At 7:59 PM +0000 7/31/04, Mike Hooles wrote:
>P.S. If you want to get those of us using IC706s etc when mobile, onto FO29
>and successors, what about AMSAT nominating a specific single uplink
>frequency for us to use. Then we can tune our receivers around the nominal
>downlink  frequency accordingly and allow for the doppler shift ourselves.
>I'm sure there is a 'spare' 20kHz that we could use for this. It's worth an
>experiment anyway.,

In this scenario, the various users' downlinks in a single QSO would 
be scattered all over about a 6 kHz band as received at each station, 
because Doppler is different at different locations. It would be 
awfully hard to carry on a conversation with that kind of frequency 
split, especially mobile.

Assume Mode J, 2m up and 70cm down, in low orbit (like FO-29).
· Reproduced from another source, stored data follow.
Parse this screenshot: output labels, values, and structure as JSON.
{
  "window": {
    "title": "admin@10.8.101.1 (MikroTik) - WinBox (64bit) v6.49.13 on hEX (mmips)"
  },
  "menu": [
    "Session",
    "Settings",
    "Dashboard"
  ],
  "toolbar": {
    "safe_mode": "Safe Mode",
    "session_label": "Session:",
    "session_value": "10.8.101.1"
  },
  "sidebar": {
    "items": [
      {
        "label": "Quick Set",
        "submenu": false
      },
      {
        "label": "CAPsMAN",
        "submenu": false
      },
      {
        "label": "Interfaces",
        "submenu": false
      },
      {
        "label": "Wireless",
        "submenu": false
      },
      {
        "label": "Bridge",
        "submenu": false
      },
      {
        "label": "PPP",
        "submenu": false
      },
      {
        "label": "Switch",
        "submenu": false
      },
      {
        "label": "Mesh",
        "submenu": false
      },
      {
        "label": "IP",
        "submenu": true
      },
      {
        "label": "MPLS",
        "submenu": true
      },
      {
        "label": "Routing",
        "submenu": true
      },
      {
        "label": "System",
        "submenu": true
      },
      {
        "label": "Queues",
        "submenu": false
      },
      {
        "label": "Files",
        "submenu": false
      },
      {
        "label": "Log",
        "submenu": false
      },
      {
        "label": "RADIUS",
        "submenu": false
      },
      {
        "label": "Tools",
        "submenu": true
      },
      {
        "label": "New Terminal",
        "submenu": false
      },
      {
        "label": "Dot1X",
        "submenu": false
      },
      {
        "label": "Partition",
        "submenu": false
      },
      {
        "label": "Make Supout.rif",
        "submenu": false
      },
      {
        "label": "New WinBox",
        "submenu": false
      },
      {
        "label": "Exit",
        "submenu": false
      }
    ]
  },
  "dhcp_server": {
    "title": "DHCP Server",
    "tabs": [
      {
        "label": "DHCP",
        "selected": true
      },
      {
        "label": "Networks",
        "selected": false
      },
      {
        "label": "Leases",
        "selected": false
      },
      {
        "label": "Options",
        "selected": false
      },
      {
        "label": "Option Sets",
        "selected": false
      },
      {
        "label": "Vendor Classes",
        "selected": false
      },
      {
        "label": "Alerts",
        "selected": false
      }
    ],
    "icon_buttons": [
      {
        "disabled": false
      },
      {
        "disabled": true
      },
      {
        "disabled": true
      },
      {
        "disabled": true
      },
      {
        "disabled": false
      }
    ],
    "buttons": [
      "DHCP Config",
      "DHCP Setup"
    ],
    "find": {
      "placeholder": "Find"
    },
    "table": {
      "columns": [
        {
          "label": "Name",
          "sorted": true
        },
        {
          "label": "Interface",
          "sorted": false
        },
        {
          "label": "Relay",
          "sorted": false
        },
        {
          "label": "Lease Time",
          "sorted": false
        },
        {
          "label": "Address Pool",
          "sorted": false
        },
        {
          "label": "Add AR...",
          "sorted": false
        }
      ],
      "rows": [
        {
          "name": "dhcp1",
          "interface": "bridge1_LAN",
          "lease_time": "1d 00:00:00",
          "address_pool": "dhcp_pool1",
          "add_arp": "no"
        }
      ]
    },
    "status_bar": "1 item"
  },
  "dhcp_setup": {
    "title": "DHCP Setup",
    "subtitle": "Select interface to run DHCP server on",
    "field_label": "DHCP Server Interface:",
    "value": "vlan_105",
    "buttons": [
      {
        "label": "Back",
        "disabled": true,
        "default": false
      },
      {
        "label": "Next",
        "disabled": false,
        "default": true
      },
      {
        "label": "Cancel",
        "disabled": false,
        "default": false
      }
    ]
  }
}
That 
works out to about plus or minus 3 kHz of Doppler on the uplink, and 
plus or minus 9 kHz on the downlink. From the point of view of a 
single ground station in receive mode, every signal gets the same 
downlink Doppler shift at any given moment, so the +/-9 kHz can be 
dialed out "easily" as it varies smoothly through the pass at that 
groundstation. However, each user's signal has a different uplink 
Doppler shift, anywhere from +3 kHz for a station at AOS to -3 kHz 
for a station at LOS (of a high-ish elevation pass). This frequency 
distribution at the satellite would be repeated on the downlink, so 
the operator would have to tune madly around a 6 kHz band on every 
"over".

There'd be no way to know when all the listeners were finished 
tuning, so each speaker would have to assume that the first few 
seconds of his transmission were missed. That problem could be 
"solved" by starting each transmission with a count to 10 for tuning 
purposes. That'd be painful but perhaps tolerable, if it solved the 
problem. But it doesn't, because there could easily be TWO operators 
transmitting on different ends of the 6 kHz scatter, and each 
listener would be listening to only one. It would take very careful 
operating practices to prevent this from devolving into chaos.

The good news is that it wouldn't take 20 kHz out of the transponder, 
just 6 kHz. The bad news: it would still be nearly impossible to have 
a mobile QSO without crashing your vehicle.